One of the smartest observations I have read lately about AI comes from economist Alex Tabarrok, co-founder of Marginal Revolution.
In a brief post Tabarrok argues that the same AI technological disruption can be described either as a nightmare or as a gift. Say AI could produce 40% unemployment, and it sounds apocalyptic. Say AI could make possible a three-day work week, and it sounds almost utopian. But the two scenarios are not as different as they appear. The difference lies in how society distributes the gains.
That matters enormously for Christians. AI is not only a technical question. It is a moral question. If this new technology greatly increases productivity, the central issue will be whether human ingenuity is used to protect the dignity of the person or merely to maximize efficiency, concentrate wealth, and discard the weak.
A civilization shaped by Christian anthropology should be able to see the difference. The human person is not a unit of labor.
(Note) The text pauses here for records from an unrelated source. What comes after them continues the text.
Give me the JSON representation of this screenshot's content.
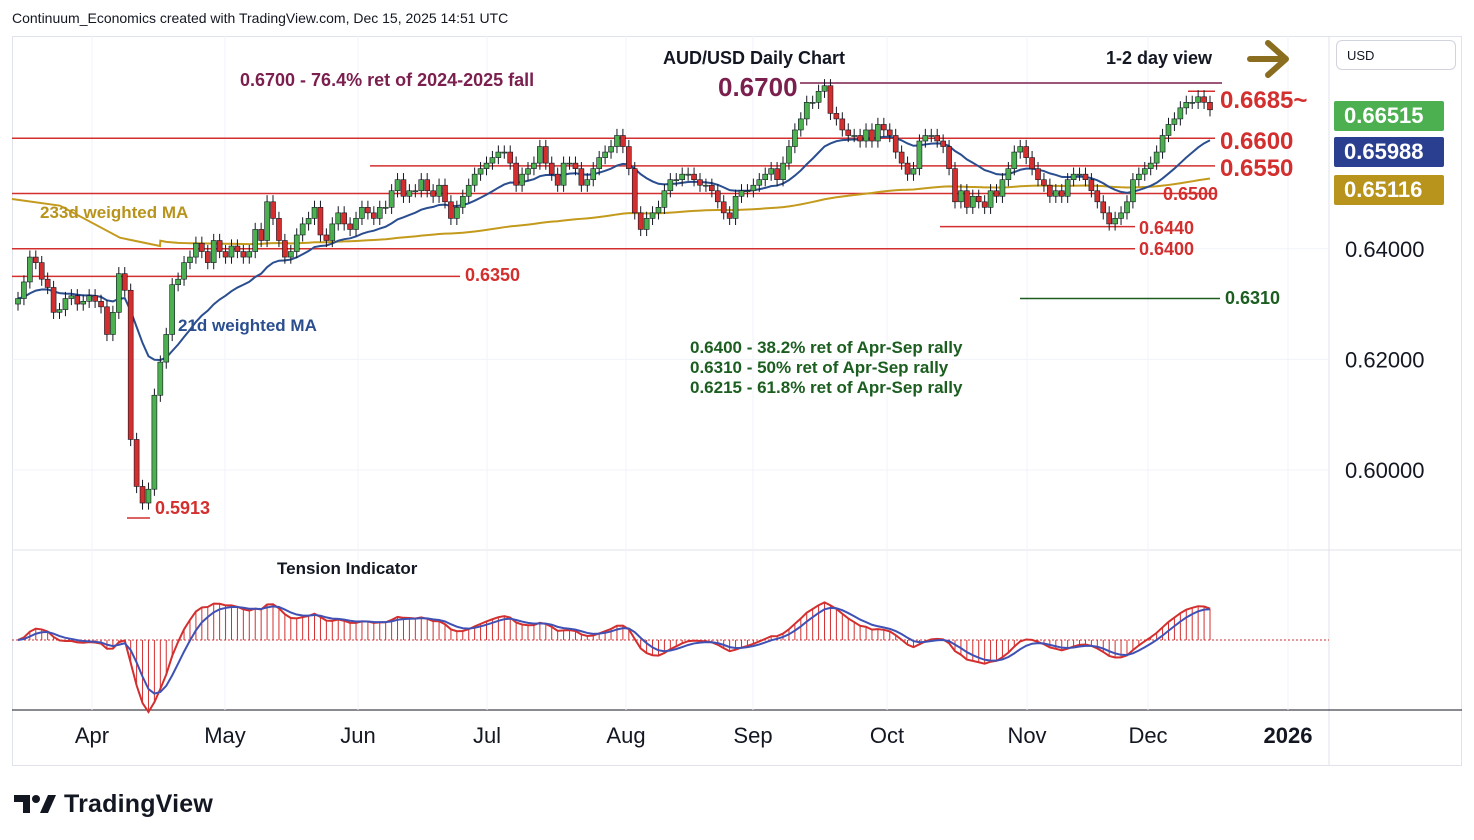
{
  "header": {
    "attribution": "Continuum_Economics created with TradingView.com, Dec 15, 2025 14:51 UTC"
  },
  "brand": {
    "name": "TradingView"
  },
  "price_scale": {
    "currency": "USD"
  },
  "chart_data": {
    "type": "candlestick",
    "title": "AUD/USD Daily Chart",
    "subtitle": "1-2 day view",
    "x_ticks": [
      "Apr",
      "May",
      "Jun",
      "Jul",
      "Aug",
      "Sep",
      "Oct",
      "Nov",
      "Dec",
      "2026"
    ],
    "y_ticks": [
      "0.64000",
      "0.62000",
      "0.60000"
    ],
    "y_tick_values": [
      0.64,
      0.62,
      0.6
    ],
    "ylim": [
      0.5855,
      0.6785
    ],
    "series": [
      {
        "name": "21d weighted MA",
        "color": "#2a4e8f"
      },
      {
        "name": "233d weighted MA",
        "color": "#c39a1c"
      }
    ],
    "price_badges": [
      {
        "label": "0.66515",
        "color": "#4caf50"
      },
      {
        "label": "0.65988",
        "color": "#2a3f8f"
      },
      {
        "label": "0.65116",
        "color": "#b8941c"
      }
    ],
    "levels": [
      {
        "value": 0.67,
        "label": "0.6700",
        "color": "#7b1f4f"
      },
      {
        "value": 0.6685,
        "label": "0.6685~",
        "color": "#d32f2f"
      },
      {
        "value": 0.66,
        "label": "0.6600",
        "color": "#d32f2f"
      },
      {
        "value": 0.655,
        "label": "0.6550",
        "color": "#d32f2f"
      },
      {
        "value": 0.65,
        "label": "0.6500",
        "color": "#d32f2f"
      },
      {
        "value": 0.644,
        "label": "0.6440",
        "color": "#d32f2f"
      },
      {
        "value": 0.64,
        "label": "0.6400",
        "color": "#d32f2f"
      },
      {
        "value": 0.635,
        "label": "0.6350",
        "color": "#d32f2f"
      },
      {
        "value": 0.631,
        "label": "0.6310",
        "color": "#1b5e20"
      },
      {
        "value": 0.5913,
        "label": "0.5913",
        "color": "#d32f2f"
      }
    ],
    "annotations": [
      "0.6700 - 76.4% ret of 2024-2025 fall",
      "0.6400 - 38.2% ret of Apr-Sep rally",
      "0.6310 - 50% ret of Apr-Sep rally",
      "0.6215 - 61.8% ret of Apr-Sep rally"
    ],
    "close": [
      0.631,
      0.634,
      0.6385,
      0.6375,
      0.6345,
      0.633,
      0.6285,
      0.629,
      0.631,
      0.6315,
      0.63,
      0.6305,
      0.6315,
      0.6305,
      0.6295,
      0.6245,
      0.6285,
      0.6355,
      0.6325,
      0.6055,
      0.597,
      0.594,
      0.5965,
      0.6135,
      0.6195,
      0.6245,
      0.6335,
      0.6345,
      0.6375,
      0.6385,
      0.641,
      0.6395,
      0.6375,
      0.6415,
      0.6395,
      0.6385,
      0.6405,
      0.6395,
      0.6385,
      0.6395,
      0.6435,
      0.6415,
      0.6485,
      0.6455,
      0.6415,
      0.6385,
      0.6395,
      0.6425,
      0.6445,
      0.6455,
      0.6475,
      0.6425,
      0.6415,
      0.6445,
      0.6465,
      0.6445,
      0.6435,
      0.6455,
      0.6475,
      0.6465,
      0.6455,
      0.6475,
      0.6475,
      0.6505,
      0.6525,
      0.6495,
      0.6505,
      0.6505,
      0.6525,
      0.6505,
      0.6495,
      0.6515,
      0.6485,
      0.6455,
      0.6475,
      0.6495,
      0.6515,
      0.6535,
      0.6545,
      0.6555,
      0.6565,
      0.6575,
      0.6575,
      0.6555,
      0.6515,
      0.6535,
      0.6545,
      0.6555,
      0.6585,
      0.6555,
      0.6535,
      0.6515,
      0.6555,
      0.6555,
      0.6545,
      0.6515,
      0.6525,
      0.6545,
      0.6565,
      0.6575,
      0.6585,
      0.6605,
      0.6585,
      0.6545,
      0.6465,
      0.6435,
      0.6455,
      0.6465,
      0.6475,
      0.6505,
      0.6525,
      0.6525,
      0.6535,
      0.6535,
      0.6525,
      0.6515,
      0.6515,
      0.6505,
      0.6485,
      0.6465,
      0.6455,
      0.6495,
      0.6505,
      0.6505,
      0.6515,
      0.6525,
      0.6535,
      0.6545,
      0.6525,
      0.6555,
      0.6585,
      0.6615,
      0.6635,
      0.6665,
      0.6665,
      0.6685,
      0.6695,
      0.6645,
      0.6635,
      0.6615,
      0.6605,
      0.6605,
      0.6595,
      0.6615,
      0.6595,
      0.6625,
      0.6615,
      0.6605,
      0.6575,
      0.6555,
      0.6535,
      0.6545,
      0.6595,
      0.6605,
      0.6605,
      0.6595,
      0.6585,
      0.6545,
      0.6485,
      0.6505,
      0.6475,
      0.6495,
      0.6485,
      0.6475,
      0.6505,
      0.6495,
      0.6525,
      0.6545,
      0.6575,
      0.6585,
      0.6565,
      0.6545,
      0.6525,
      0.6515,
      0.6495,
      0.6505,
      0.6495,
      0.6525,
      0.6535,
      0.6535,
      0.6525,
      0.6505,
      0.6485,
      0.6465,
      0.6445,
      0.6455,
      0.6465,
      0.6485,
      0.6525,
      0.6535,
      0.6545,
      0.6555,
      0.6575,
      0.6605,
      0.6625,
      0.6635,
      0.6655,
      0.6665,
      0.6665,
      0.6675,
      0.6665,
      0.66515
    ],
    "ma21_approx": "derived from close series",
    "tension_indicator": {
      "title": "Tension Indicator",
      "scale": "relative oscillator"
    }
  }
}
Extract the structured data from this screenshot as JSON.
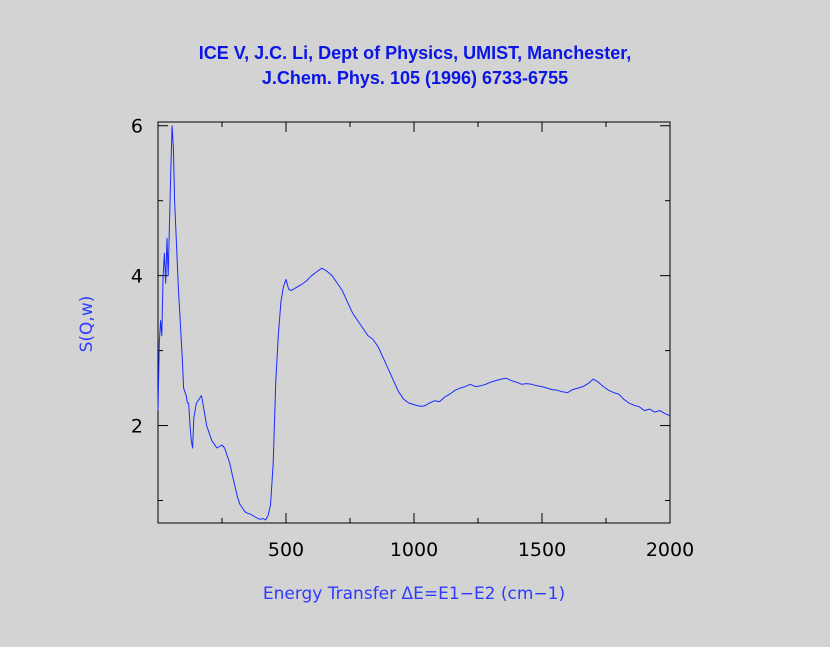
{
  "colors": {
    "background": "#d3d3d3",
    "title": "#0a15e6",
    "series": "#1a2bff",
    "axis_labels": "#2d3bff",
    "ticks": "#000000"
  },
  "chart_data": {
    "type": "line",
    "title_line1": "ICE V, J.C. Li, Dept of Physics, UMIST, Manchester,",
    "title_line2": "J.Chem. Phys. 105 (1996) 6733-6755",
    "xlabel": "Energy Transfer ΔE=E1−E2 (cm−1)",
    "ylabel": "S(Q,w)",
    "xlim": [
      0,
      2000
    ],
    "ylim": [
      0.7,
      6.05
    ],
    "xticks": [
      500,
      1000,
      1500,
      2000
    ],
    "xtick_labels": [
      "500",
      "1000",
      "1500",
      "2000"
    ],
    "yticks": [
      2,
      4,
      6
    ],
    "ytick_labels": [
      "2",
      "4",
      "6"
    ],
    "grid": false,
    "series": [
      {
        "x": [
          0,
          5,
          10,
          15,
          20,
          25,
          30,
          35,
          40,
          45,
          50,
          55,
          60,
          65,
          70,
          75,
          80,
          85,
          90,
          95,
          100,
          110,
          115,
          120,
          125,
          130,
          135,
          140,
          145,
          150,
          160,
          170,
          180,
          185,
          190,
          200,
          210,
          220,
          230,
          240,
          250,
          260,
          270,
          280,
          290,
          300,
          310,
          320,
          330,
          340,
          350,
          360,
          370,
          380,
          390,
          400,
          410,
          420,
          430,
          440,
          450,
          460,
          470,
          480,
          490,
          500,
          510,
          520,
          540,
          560,
          580,
          600,
          620,
          640,
          660,
          680,
          700,
          720,
          740,
          760,
          780,
          800,
          820,
          840,
          860,
          880,
          900,
          920,
          940,
          960,
          980,
          1000,
          1020,
          1040,
          1060,
          1080,
          1100,
          1120,
          1140,
          1160,
          1180,
          1200,
          1220,
          1240,
          1260,
          1280,
          1300,
          1320,
          1340,
          1360,
          1380,
          1400,
          1420,
          1440,
          1460,
          1480,
          1500,
          1520,
          1540,
          1560,
          1580,
          1600,
          1620,
          1640,
          1660,
          1680,
          1700,
          1720,
          1740,
          1760,
          1780,
          1800,
          1820,
          1840,
          1860,
          1880,
          1900,
          1920,
          1940,
          1960,
          1980,
          2000
        ],
        "y": [
          2.2,
          3.1,
          3.4,
          3.2,
          4.0,
          4.3,
          3.9,
          4.5,
          4.0,
          4.7,
          5.4,
          6.0,
          5.7,
          5.0,
          4.6,
          4.2,
          3.8,
          3.5,
          3.2,
          2.9,
          2.5,
          2.4,
          2.3,
          2.3,
          2.0,
          1.8,
          1.7,
          2.1,
          2.2,
          2.3,
          2.35,
          2.4,
          2.2,
          2.1,
          2.0,
          1.9,
          1.8,
          1.75,
          1.7,
          1.72,
          1.74,
          1.7,
          1.6,
          1.5,
          1.35,
          1.2,
          1.05,
          0.95,
          0.9,
          0.85,
          0.83,
          0.82,
          0.8,
          0.78,
          0.76,
          0.75,
          0.76,
          0.74,
          0.8,
          0.95,
          1.5,
          2.6,
          3.2,
          3.65,
          3.85,
          3.95,
          3.82,
          3.8,
          3.84,
          3.88,
          3.93,
          4.0,
          4.05,
          4.1,
          4.06,
          4.0,
          3.9,
          3.8,
          3.65,
          3.5,
          3.4,
          3.3,
          3.2,
          3.15,
          3.05,
          2.9,
          2.75,
          2.6,
          2.45,
          2.35,
          2.3,
          2.28,
          2.26,
          2.26,
          2.3,
          2.33,
          2.32,
          2.38,
          2.42,
          2.47,
          2.5,
          2.52,
          2.55,
          2.52,
          2.53,
          2.55,
          2.58,
          2.6,
          2.62,
          2.63,
          2.6,
          2.58,
          2.55,
          2.56,
          2.55,
          2.53,
          2.52,
          2.5,
          2.48,
          2.47,
          2.45,
          2.44,
          2.48,
          2.5,
          2.52,
          2.56,
          2.62,
          2.58,
          2.52,
          2.47,
          2.44,
          2.42,
          2.35,
          2.3,
          2.27,
          2.25,
          2.2,
          2.22,
          2.18,
          2.2,
          2.16,
          2.13
        ]
      }
    ]
  }
}
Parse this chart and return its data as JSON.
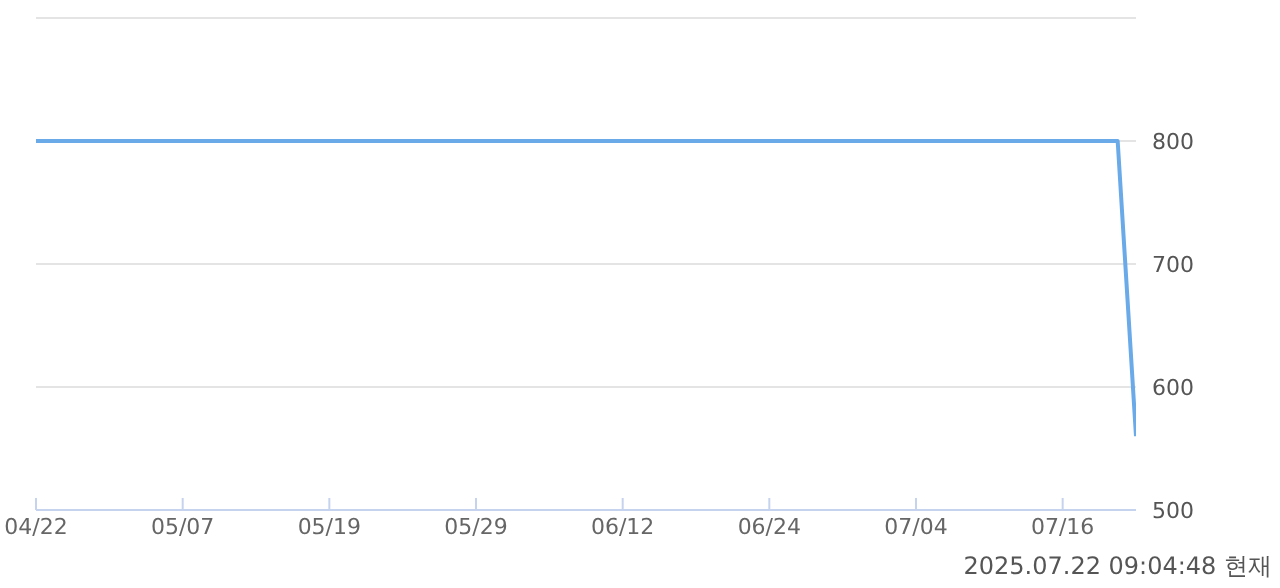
{
  "chart_data": {
    "type": "line",
    "categories": [
      "04/22",
      null,
      null,
      null,
      null,
      null,
      null,
      null,
      "05/07",
      null,
      null,
      null,
      null,
      null,
      null,
      null,
      "05/19",
      null,
      null,
      null,
      null,
      null,
      null,
      null,
      "05/29",
      null,
      null,
      null,
      null,
      null,
      null,
      null,
      "06/12",
      null,
      null,
      null,
      null,
      null,
      null,
      null,
      "06/24",
      null,
      null,
      null,
      null,
      null,
      null,
      null,
      "07/04",
      null,
      null,
      null,
      null,
      null,
      null,
      null,
      "07/16",
      null,
      null,
      null,
      null
    ],
    "series": [
      {
        "color": "#6aaae8",
        "values": [
          800,
          800,
          800,
          800,
          800,
          800,
          800,
          800,
          800,
          800,
          800,
          800,
          800,
          800,
          800,
          800,
          800,
          800,
          800,
          800,
          800,
          800,
          800,
          800,
          800,
          800,
          800,
          800,
          800,
          800,
          800,
          800,
          800,
          800,
          800,
          800,
          800,
          800,
          800,
          800,
          800,
          800,
          800,
          800,
          800,
          800,
          800,
          800,
          800,
          800,
          800,
          800,
          800,
          800,
          800,
          800,
          800,
          800,
          800,
          800,
          560
        ]
      }
    ],
    "ylim": [
      500,
      900
    ],
    "yticks": [
      500,
      600,
      700,
      800,
      {
        "value": 900,
        "label": null
      }
    ],
    "grid": "y",
    "marker": "none",
    "annotations": [
      "2025.07.22 09:04:48 현재"
    ]
  }
}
Man is not made for the machine. Work has dignity, yes, but so do rest: contemplation, family life, worship, creativity, and care for others.
Tabarrok argues that history gives us some reason for confidence. Over the last century and a half, human beings have already seen the amount of life spent working fall dramatically, while leisure, childhood, and retirement expanded. That did not have to end in collapse. It can happen again. But it will not happen automatically, and certainly not morally by accident.
That is why the AI debate should not be reduced to fearmongering or boosterism. The real battle is over whether human ingenuity will be guided by a true vision of the human person. If it is, AI could help recover something modern life has steadily eroded: time to live as human beings, not merely to function as producers. If it is not, the same technology could become one more instrument for degrading labor and hollowing out human dignity.
The future of AI will depend in no small part on whether we still have the wisdom and courage to insist that progress must serve the human person, not the other way around.